Flankenschutz bekommt die Linksfraktion von der FDP. „Die Zahl der Autos begrenzen – auf keinen Fall“, ruft Klaus-Peter von Lüdecke, Spezialist für Verkehrsfragen bei den Liberalen in sein Handy. „Es hat ja auch noch niemand die Zahl der Bananen begrenzt. Wir leben in einem System der Marktwirtschaft. Ich bin der Falsche, den sie fragen.“

Der Falsche also. Ja. Von Lüdecke braucht Nachhilfe. Sie lautet: Wenn es den Profit steigert und konkurrenzbedingt möglich ist, sind die Akteure der Marktwirtschaft sofort bereit, die Zahl der Bananen zu verknappen.

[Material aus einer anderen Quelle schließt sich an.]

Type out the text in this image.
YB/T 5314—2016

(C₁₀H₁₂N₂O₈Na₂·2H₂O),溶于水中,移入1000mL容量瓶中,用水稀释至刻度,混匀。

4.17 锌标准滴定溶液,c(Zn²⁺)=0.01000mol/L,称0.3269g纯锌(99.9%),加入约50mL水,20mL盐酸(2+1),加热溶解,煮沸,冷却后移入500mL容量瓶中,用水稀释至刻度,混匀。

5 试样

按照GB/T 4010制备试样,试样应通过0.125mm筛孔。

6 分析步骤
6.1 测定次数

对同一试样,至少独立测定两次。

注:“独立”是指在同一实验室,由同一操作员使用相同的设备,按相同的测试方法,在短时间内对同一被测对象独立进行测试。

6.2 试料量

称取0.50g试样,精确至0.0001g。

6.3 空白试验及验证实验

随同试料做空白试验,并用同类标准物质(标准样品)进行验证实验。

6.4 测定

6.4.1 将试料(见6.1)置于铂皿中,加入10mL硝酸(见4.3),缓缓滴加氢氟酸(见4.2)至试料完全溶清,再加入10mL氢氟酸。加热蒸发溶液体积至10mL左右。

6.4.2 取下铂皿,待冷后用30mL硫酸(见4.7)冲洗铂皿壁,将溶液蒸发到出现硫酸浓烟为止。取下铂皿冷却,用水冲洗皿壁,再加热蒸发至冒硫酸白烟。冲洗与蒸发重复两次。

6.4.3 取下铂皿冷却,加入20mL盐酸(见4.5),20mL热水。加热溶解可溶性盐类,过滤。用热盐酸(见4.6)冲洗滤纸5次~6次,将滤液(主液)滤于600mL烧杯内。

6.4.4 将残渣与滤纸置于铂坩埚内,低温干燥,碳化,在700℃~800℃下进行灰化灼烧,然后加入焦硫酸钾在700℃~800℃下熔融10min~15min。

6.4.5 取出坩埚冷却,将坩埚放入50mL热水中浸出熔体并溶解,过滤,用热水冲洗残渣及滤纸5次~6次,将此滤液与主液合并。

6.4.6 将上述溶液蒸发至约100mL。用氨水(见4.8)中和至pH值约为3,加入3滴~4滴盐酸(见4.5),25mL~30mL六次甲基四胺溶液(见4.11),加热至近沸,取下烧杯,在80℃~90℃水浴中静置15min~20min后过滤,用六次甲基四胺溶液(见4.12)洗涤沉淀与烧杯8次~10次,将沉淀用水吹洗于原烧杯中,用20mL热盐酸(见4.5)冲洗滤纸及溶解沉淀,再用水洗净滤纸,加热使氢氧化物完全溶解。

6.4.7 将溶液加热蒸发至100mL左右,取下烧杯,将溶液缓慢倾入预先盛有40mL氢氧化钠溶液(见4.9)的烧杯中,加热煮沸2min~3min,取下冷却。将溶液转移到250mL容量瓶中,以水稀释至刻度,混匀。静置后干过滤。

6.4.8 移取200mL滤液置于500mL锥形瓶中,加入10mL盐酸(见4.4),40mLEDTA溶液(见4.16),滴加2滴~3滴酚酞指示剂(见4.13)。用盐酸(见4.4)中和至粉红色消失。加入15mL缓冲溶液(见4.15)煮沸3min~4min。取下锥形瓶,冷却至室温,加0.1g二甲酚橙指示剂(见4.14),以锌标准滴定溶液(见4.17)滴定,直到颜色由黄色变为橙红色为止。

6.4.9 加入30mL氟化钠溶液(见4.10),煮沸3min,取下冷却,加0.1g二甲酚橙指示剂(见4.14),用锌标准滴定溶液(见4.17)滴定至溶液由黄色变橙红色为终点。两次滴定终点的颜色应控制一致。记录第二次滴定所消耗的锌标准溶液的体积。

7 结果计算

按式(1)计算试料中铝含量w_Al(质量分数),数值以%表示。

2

Aber Bananen sind nicht das Thema hier. Das Thema ist: Wer gibt in Berlin den Ton an: Menschen oder Fahrzeuge? „Was soll das“, unterbricht der Rechtsexperte der SPD, Fritz Felgentreu, „Sie vergleichen Äpfel mit Birnen.“ Er sei Jurist, und so eine Begrenzung der Zulassungszahlen sei ein schwerer Eingriff in das Eigentumsrecht. „Obwohl“, sinniert er kurz, „Sie könnten natürlich sagen, jeder könne sich weiterhin ein Auto kaufen, nur zugelassen wird es nicht.“ Aber nein, die Leute müsse man anders zum Verzicht aufs Auto bewegen. Man müsse Stadträume sperren, Tempolimits einführen, Straßen verengen. Finden Sie das nicht traurig, dass Sie als Politiker so zum Dompteur der Autofahrer verkommen? „Glücklich bin ich darüber nicht.“

Bleiben die Grünen. Dirk Behrendt, seines Zeichens Rechtsexperte, steht im Fahrstuhl, als er angerufen wird. Die Verbindung ist schlecht. „Autozulassungen begrenzen – charmanter Gedanke, ich sehe ein Gerechtigkeitsproblem –, war zu Ostern in Peking im Dauerstau.“ Danach bricht die Verbindung ab. Die CDU ist erst gar nicht zu sprechen.

England säuft ab, Griechenland verbrennt – doch in Berlin ist das Auto eine heilige Kuh. „Nein, nein“, widersprechen VertreterInnen der Parteien im Abgeordnetenhaus, wenn man sie fragt, ob sie sie schlachten wollen.